Das Mädchen mit dem Löwenherz

Titel: Das Mädchen mit dem Löwenherz

Autor: Jürgen Seidel

Verlag: Cbj

Meine Bewertung: 3 von 5 Punkten

Klappentext:
Als die 13-jährige Anna das erst Mal ins Visier der Mächtigen gerät, weiß sie nichts von den Kämpfen, die die katholische Kirche und die Anhänger Martin Luthers zu jener Zeit miteinander ausfechten. Doch Anna ist ein hochbegabtes Waisenmädchen, das über ein absolutes Gedächtnis verfügt, was Geschriebenes angeht. Ein der Reformation zugeneigter katholischer Würdenträger erkennt ihre Begabung. Fortan setzt er sie als Junge verkleidet als Spionin in eigener Sache ein, die den Klerus belastende Dokumente unters Volk bringt. Doch es dauert nicht lange, bis die katholische Kirche ihr auf die Spur kommt und Anna sich inmitten von Intrigen und Verbrechen wiederfindet. Jetzt, so denkt sie, kann ihr nur noch einer helfen: Martin Luther!


Meine Meinung:

Der Klappentext ist ja mal sowas von irreführend!
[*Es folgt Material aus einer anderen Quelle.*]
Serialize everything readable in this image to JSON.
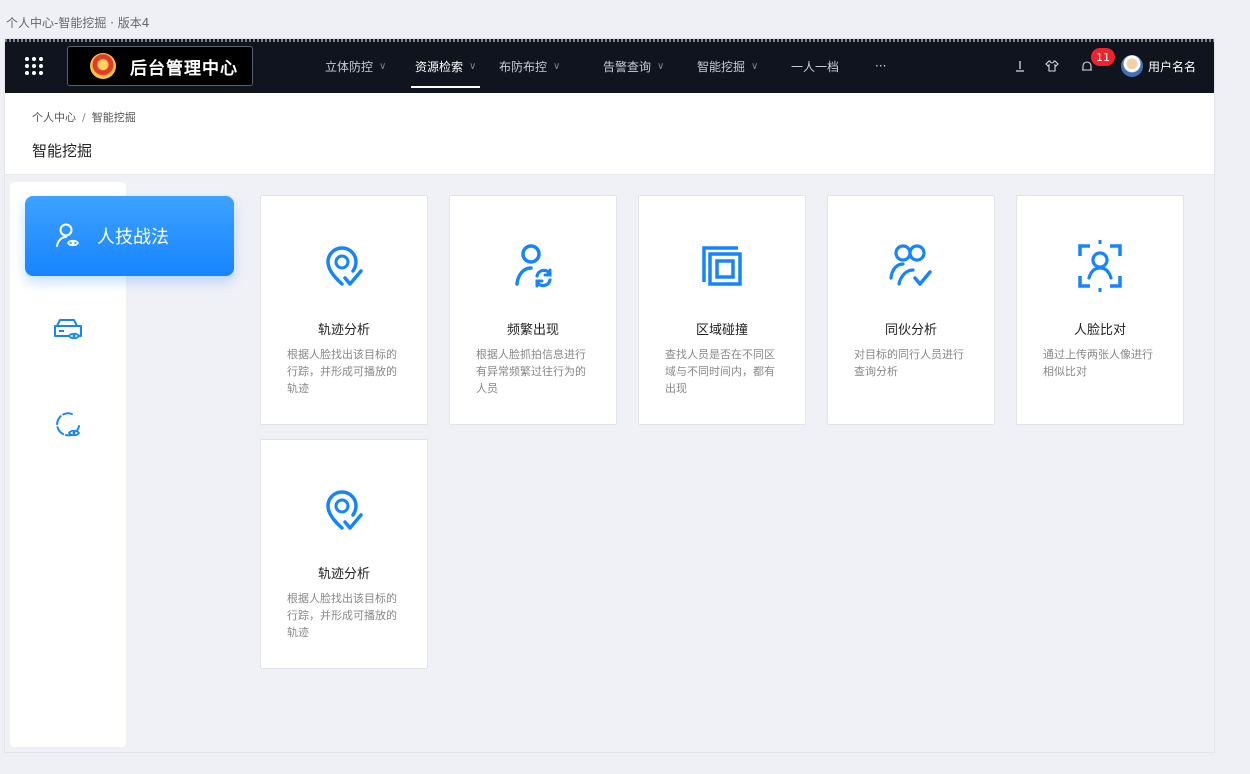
{
  "caption": "个人中心-智能挖掘 · 版本4",
  "topbar": {
    "brand_title": "后台管理中心",
    "nav": [
      {
        "label": "立体防控",
        "chevron": "∨"
      },
      {
        "label": "资源检索",
        "chevron": "∨",
        "active": true
      },
      {
        "label": "布防布控",
        "chevron": "∨"
      },
      {
        "label": "告警查询",
        "chevron": "∨"
      },
      {
        "label": "智能挖掘",
        "chevron": "∨"
      },
      {
        "label": "一人一档",
        "chevron": ""
      },
      {
        "label": "···",
        "chevron": ""
      }
    ],
    "notification_count": "11",
    "username": "用户名名",
    "icons": [
      "grid-menu-icon",
      "police-emblem-icon",
      "download-icon",
      "shirt-icon",
      "bell-icon",
      "avatar-icon"
    ]
  },
  "header": {
    "breadcrumb": [
      "个人中心",
      "/",
      "智能挖掘"
    ],
    "page_title": "智能挖掘"
  },
  "side": {
    "items": [
      {
        "label": "人技战法",
        "icon": "person-eye-icon",
        "active": true
      },
      {
        "label": "",
        "icon": "vehicle-eye-icon"
      },
      {
        "label": "",
        "icon": "circle-eye-icon"
      }
    ]
  },
  "cards": [
    {
      "title": "轨迹分析",
      "desc": "根据人脸找出该目标的行踪，并形成可播放的轨迹",
      "icon": "track-pin-icon"
    },
    {
      "title": "频繁出现",
      "desc": "根据人脸抓拍信息进行有异常频繁过往行为的人员",
      "icon": "person-refresh-icon"
    },
    {
      "title": "区域碰撞",
      "desc": "查找人员是否在不同区域与不同时间内，都有出现",
      "icon": "area-overlap-icon"
    },
    {
      "title": "同伙分析",
      "desc": "对目标的同行人员进行查询分析",
      "icon": "companions-icon"
    },
    {
      "title": "人脸比对",
      "desc": "通过上传两张人像进行相似比对",
      "icon": "face-scan-icon"
    },
    {
      "title": "轨迹分析",
      "desc": "根据人脸找出该目标的行踪，并形成可播放的轨迹",
      "icon": "track-pin-icon"
    }
  ],
  "colors": {
    "accent": "#1784ff",
    "topbar": "#10141e",
    "badge": "#f0222c"
  }
}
Das Buch handelt von Anna, die Briefe an Luther schreibt und darin von ihren Problemen, ihrer Gabe und ihrer Kindheit erzählt.
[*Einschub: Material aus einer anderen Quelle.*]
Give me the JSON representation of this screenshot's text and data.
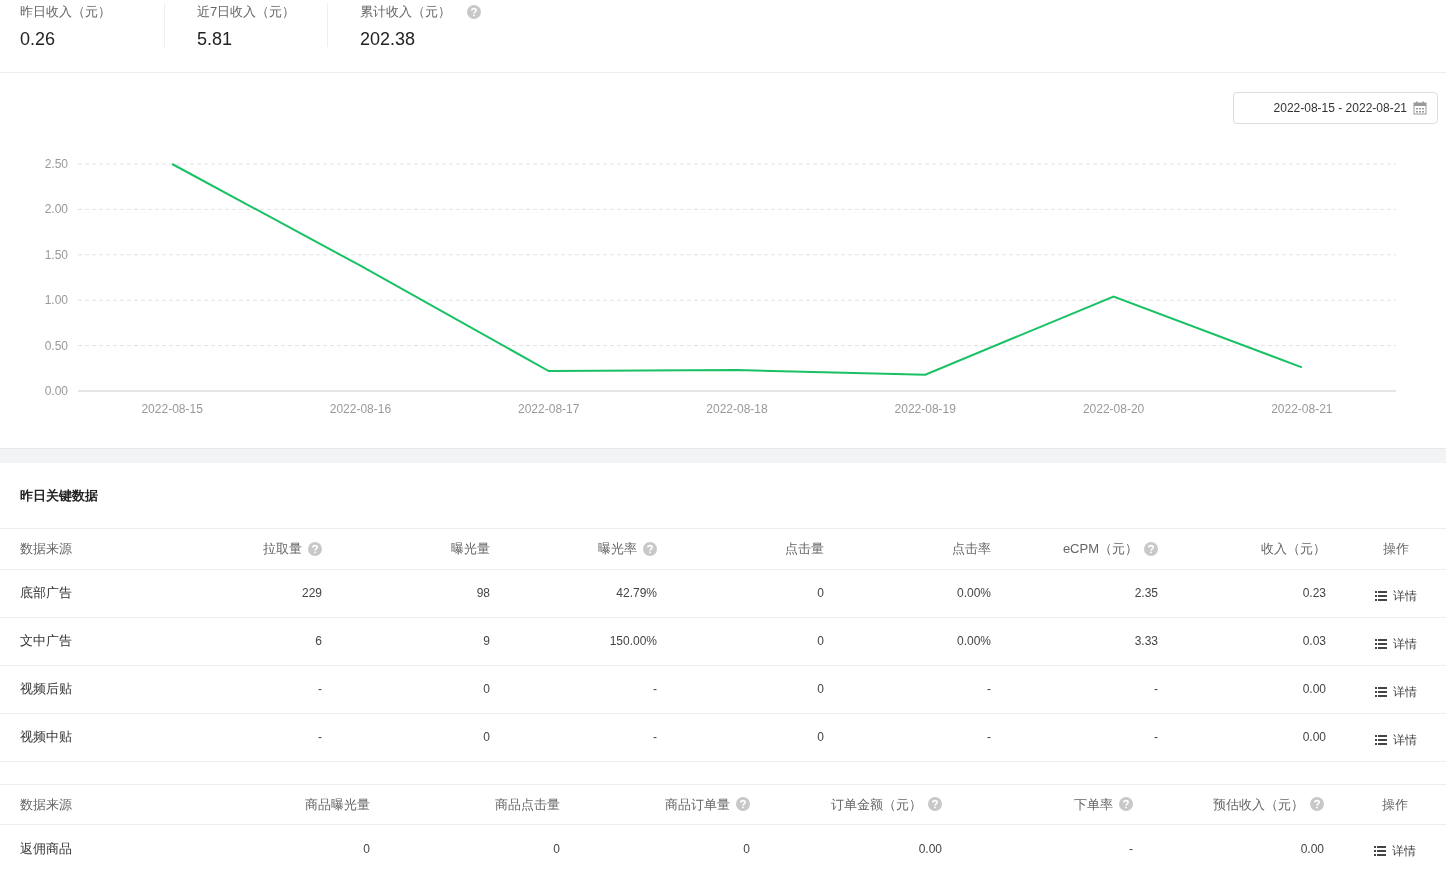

Die Geschichte wird durch Briefe von einer Person erzählt.

Damit das jetzt klar ist. Es ist kein Abenteuerroman oder Thriller, wo man mitfiebern könnte.

 

Positive Aspekte:

Obwohl es nur Briefe sind, schafft es der Autor, alles ausführlich zu beschreiben.
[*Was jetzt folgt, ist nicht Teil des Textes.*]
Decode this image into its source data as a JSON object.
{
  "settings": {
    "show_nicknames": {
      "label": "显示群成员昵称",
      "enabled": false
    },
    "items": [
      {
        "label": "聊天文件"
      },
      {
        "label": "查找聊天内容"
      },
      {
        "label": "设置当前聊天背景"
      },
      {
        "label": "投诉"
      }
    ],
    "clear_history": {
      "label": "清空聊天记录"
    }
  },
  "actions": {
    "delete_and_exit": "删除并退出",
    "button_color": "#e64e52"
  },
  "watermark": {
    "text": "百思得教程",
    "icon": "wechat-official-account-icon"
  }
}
Anna wirkt als Hauptperson sehr sympathisch und intelligent.

Ab und zu stellt Anna interessante Fragen, die den Leser zum Nachdenken bringen.

Der Leser bekommt einen guten Einblick in die damaligen Verhältnisse und man kann sich dank der unmodernen Sprache auch gut in diese Zeit hineinversetzen.

 

Negative Aspekte:

Spannung entwickelt sich kaum und ein Thriller ist dieses Buch nun wirklich überhaupt nicht.

Machtspiele, Gewalt, Grausamkeit... alles wird erwähnt, jedoch bleibt die Hauptperson davon äußerst unbeeindruckt.

Es wird einige Zeit im Kerker verbracht, einige Zeit wird das forografische Hedächtnis ausgenutzt... Nach der Hälfte verändert sie die Handlung und ich habe irgendwie einen roten Faden vermisst. 

Ausführlich erzählt und das ohne Spannung: Langeweile!

Ich hatte echt Mühe, bis zum Ende zu kommen.

 

Fazit: Definitiv kein Thriller, aber ein historischer Roman auch für jüngere Interessierte. Der Klappentext vermittelt allerdings ein falsches Bild.

 

Danke an den Cbj-Verlag für das Rezensionsexemplar!